Por isso, o que se faz ao ser humano pobre, indefeso, marginalizado, abandonado se faz diretamente a Deus! Isso mesmo: «Quem se compadece do pobre empresta ao Senhor, e Ele o recompensará pelo que fez» (Pr 19,17). Mais ainda: «No próprio dia lhe pagarás. O sol não se ponha sobre seu salário, pois ele é pobre e o salário sustenta sua vida. Do contrário, clamará ao Senhor contra ti, e tu ficarás culpado» (Dt 24,15). No Novo Testamento, encontramos algo semelhante: «Olhai: o salário dos trabalhadores que ceifaram os vossos campos, e que vós deixastes de pagar, está gritando; o clamor dos trabalhadores chegou aos ouvidos do Senhor todo-poderoso» (Tg 5,4).O texto bíblico mais explícito e eloquente a respeito da identificação de Deus
com os pobres e mais fracos da sociedade encontramos em Mateus 25,41-43, cujo rei da parábola representa o próprio Deus: «Depois, o Rei dirá aos que estiverem à sua esquerda: “Afastai-vos de mim, malditos! Ide para o fogo eterno, preparado para o diabo e para os seus anjos; pois eu estava com fome, e não me destes de comer; com sede, e não me destes de beber; eu era forasteiro, e não me recebestes em casa; nu, e não me vestistes; doente e na prisão, e não me visitastes”».

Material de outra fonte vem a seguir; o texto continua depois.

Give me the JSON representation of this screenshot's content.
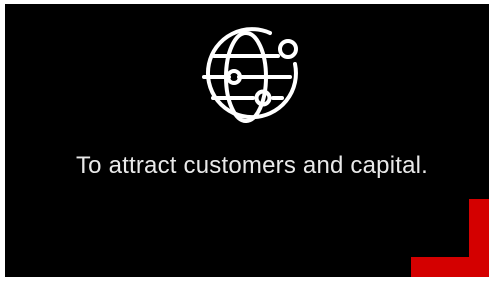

Concluindo, o que mais agrada e satisfaz Deus não são nossas celebrações, não são os nossos sacrifícios, não são os nossos louvores, enfim, não é aquilo que fazemos dentro de nossas igrejas, mas o tipo de vida que vivenciamos fora delas: «Pois é amor que eu desejo e não sacrifício ritual, conhecimento de Deus mais que holocaustos» (Os 6,6). Nessa mesma linha, encontramos: «Ele te deu a conhecer, ó homem, o que é bom e o que o Senhor procura de ti: simplesmente praticar o direito, amar a bondade e caminhar humildemente com o teu Deus» (Mq 6,8). E Jesus, dirigindo-se aos líderes religiosos de seu tempo, ordena-lhes algo semelhante: «Ide, pois, aprender o que significa: “Misericórdia eu quero, não sacrifícios”. Com efeito, não vim chamar justos, mas pecadores» (Mt 9,13).
Diante de tudo isso que foi exposto acima, é de se perguntar: o Brasil, ─ país com cerca de 77% da população constituída de católicos e evangélicos, todos se dizendo crentes em Jesus Cristo e respeitadores de seu Evangelho ─, pode se considerar, de verdade, um país cristão? Será que as igrejas cristãs do Brasil não estão precisando, urgentemente, crer e viver, de fato, o que Jesus pregou e praticou enquanto esteve conosco, em nossa terra? Cada um faça o seu próprio e sincero exame de consciência!